UFPA/HUJBB - Hospital Universitário João de Barros Barreto - Belém (PA) — Prova 2023
Adolescente de 11 anos de idade é encaminhada ao ambulatório de nefrologia pediátrica por apresentar piúria persistentemente presente em exames de urina realizados de forma correta, com uroculturas negativas, associada à febre baixa. A causa provável para esse caso é
Piúria estéril + urocultura negativa + febre baixa persistente em adolescente = suspeitar Tuberculose Renal.
A piúria estéril, definida pela presença de leucócitos na urina sem crescimento bacteriano em uroculturas de rotina, é um sinal importante que exige investigação. Em um adolescente com febre baixa persistente, a tuberculose renal é uma causa relevante e muitas vezes subdiagnosticada, que deve ser considerada no diagnóstico diferencial.

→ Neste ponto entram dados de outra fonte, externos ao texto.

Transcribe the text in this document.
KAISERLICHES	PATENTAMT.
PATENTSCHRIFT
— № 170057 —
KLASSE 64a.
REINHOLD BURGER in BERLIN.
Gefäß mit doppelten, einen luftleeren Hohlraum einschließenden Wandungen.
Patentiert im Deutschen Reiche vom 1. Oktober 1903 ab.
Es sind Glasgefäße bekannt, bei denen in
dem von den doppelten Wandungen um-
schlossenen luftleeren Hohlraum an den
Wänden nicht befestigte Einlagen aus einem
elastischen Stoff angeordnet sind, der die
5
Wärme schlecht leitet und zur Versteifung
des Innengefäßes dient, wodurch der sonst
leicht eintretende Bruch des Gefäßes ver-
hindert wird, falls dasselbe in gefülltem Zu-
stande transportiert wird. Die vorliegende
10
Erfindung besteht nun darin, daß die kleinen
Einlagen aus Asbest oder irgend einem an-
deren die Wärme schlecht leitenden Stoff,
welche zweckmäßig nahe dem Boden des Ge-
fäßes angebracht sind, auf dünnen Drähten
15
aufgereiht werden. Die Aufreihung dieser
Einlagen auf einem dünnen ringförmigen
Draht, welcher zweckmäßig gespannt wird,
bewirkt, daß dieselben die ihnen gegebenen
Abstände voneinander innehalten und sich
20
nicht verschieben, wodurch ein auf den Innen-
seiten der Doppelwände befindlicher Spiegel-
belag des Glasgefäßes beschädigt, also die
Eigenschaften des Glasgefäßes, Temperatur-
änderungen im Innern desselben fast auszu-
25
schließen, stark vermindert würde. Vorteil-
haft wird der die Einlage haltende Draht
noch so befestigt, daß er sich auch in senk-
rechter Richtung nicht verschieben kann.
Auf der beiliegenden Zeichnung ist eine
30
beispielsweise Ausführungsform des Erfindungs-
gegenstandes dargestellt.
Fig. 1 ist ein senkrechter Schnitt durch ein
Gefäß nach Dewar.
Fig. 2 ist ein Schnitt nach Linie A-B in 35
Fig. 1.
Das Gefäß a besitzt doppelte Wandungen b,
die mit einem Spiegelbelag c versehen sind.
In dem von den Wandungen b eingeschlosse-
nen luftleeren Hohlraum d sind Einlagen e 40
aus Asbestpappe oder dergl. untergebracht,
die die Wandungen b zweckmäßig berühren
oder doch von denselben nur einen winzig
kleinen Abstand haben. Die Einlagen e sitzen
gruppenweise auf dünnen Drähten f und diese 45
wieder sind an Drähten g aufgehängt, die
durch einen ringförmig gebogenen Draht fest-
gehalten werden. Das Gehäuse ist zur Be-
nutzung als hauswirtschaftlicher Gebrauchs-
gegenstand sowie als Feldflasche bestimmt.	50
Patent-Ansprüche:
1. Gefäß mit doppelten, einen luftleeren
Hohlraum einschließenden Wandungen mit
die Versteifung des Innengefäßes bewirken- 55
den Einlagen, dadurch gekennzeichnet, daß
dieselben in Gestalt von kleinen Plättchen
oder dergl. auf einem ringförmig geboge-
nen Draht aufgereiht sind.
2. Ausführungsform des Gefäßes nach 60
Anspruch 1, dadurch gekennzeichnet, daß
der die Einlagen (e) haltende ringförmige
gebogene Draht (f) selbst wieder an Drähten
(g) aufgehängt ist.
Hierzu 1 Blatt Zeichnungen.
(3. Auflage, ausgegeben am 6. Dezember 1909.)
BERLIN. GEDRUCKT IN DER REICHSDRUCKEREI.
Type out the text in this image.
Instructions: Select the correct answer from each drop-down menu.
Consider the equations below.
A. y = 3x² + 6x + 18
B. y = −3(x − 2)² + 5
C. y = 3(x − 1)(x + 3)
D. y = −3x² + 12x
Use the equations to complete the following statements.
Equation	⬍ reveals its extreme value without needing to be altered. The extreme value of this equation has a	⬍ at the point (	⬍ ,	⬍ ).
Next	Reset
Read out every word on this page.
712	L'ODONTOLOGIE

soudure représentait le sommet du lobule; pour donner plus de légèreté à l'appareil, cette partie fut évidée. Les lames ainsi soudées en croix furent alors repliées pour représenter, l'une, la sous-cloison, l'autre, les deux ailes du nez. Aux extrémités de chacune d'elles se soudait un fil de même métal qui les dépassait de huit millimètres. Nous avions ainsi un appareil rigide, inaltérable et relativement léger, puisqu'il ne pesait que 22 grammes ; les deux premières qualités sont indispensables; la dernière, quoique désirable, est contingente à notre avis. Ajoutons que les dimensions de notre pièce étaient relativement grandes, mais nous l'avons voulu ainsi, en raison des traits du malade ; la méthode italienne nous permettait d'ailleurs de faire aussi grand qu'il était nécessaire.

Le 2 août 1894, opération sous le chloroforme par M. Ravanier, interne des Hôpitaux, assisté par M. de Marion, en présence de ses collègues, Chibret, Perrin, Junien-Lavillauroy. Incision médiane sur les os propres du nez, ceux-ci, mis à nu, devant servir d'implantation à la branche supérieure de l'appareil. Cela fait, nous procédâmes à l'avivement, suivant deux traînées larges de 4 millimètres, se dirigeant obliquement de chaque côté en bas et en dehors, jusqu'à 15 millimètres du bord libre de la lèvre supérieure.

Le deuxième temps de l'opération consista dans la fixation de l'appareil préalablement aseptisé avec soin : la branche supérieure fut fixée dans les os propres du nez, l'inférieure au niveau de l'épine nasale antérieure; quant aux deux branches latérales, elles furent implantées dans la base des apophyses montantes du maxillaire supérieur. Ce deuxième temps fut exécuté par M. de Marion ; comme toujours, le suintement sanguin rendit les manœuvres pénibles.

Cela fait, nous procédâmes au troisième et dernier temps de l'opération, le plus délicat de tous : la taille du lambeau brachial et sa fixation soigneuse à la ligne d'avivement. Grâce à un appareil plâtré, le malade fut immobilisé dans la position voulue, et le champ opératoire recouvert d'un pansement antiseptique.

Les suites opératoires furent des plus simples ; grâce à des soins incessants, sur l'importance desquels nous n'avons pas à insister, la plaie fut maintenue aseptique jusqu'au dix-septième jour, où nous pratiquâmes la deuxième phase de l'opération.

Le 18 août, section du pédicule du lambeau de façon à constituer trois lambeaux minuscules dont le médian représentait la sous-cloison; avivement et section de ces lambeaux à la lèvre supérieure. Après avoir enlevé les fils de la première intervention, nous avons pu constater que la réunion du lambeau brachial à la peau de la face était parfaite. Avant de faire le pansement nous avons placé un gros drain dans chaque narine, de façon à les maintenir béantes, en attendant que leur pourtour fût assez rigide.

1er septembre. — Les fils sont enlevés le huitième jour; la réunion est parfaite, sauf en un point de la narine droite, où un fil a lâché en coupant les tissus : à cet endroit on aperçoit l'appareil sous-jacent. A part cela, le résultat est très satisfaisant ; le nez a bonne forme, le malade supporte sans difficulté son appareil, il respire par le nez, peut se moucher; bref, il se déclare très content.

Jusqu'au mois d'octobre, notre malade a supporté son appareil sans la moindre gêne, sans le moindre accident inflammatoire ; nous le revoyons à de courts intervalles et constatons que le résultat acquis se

A piúria estéril, caracterizada pela presença de leucócitos na urina na ausência de crescimento bacteriano em uroculturas padrão, é um achado clínico que exige investigação aprofundada. Em adolescentes, especialmente quando associada a sintomas inespecíficos como febre baixa persistente, a tuberculose renal deve ser considerada no diagnóstico diferencial. A tuberculose geniturinária é a forma extrapulmonar mais comum da doença, com um período de latência que pode ser de anos após a infecção pulmonar primária. A fisiopatologia envolve a disseminação hematogênica do Mycobacterium tuberculosis para os rins, onde forma granulomas. Inicialmente, a doença pode ser assintomática, mas com a progressão, pode levar à destruição do parênquima renal, estenoses ureterais e disfunção vesical. O diagnóstico é desafiador, pois os sintomas são inespecíficos e a urocultura padrão é negativa. A suspeita clínica é fundamental, especialmente em pacientes com histórico de exposição à tuberculose ou em áreas endêmicas. Exames de imagem como ultrassonografia e tomografia computadorizada podem revelar alterações renais e ureterais. O diagnóstico definitivo requer a identificação do bacilo na urina, seja por cultura em meio específico (Lowenstein-Jensen) ou por testes moleculares como o PCR. O tratamento é com esquema polifarmacológico antituberculose, similar ao da tuberculose pulmonar, por um período prolongado (geralmente 6 a 9 meses). O prognóstico é bom se diagnosticado e tratado precocemente, mas atrasos podem levar a danos renais irreversíveis, como hidronefrose, insuficiência renal e hipertensão. A vigilância para complicações urológicas é essencial durante e após o tratamento.
Piúria estéril é a presença de leucócitos na urina com urocultura negativa. Suas causas incluem tuberculose renal, infecções por clamídia, uretrite não gonocócica, nefrite intersticial, uso de certos medicamentos e litíase renal.
O diagnóstico de tuberculose renal requer a detecção do Mycobacterium tuberculosis na urina, geralmente por cultura específica (meio de Lowenstein-Jensen) ou por métodos moleculares como PCR, além de exames de imagem que podem mostrar alterações renais.
A tuberculose renal causa piúria estéril porque o Mycobacterium tuberculosis não cresce em culturas de urina de rotina, que são projetadas para bactérias comuns. A inflamação granulomatosa no trato urinário leva à presença de leucócitos.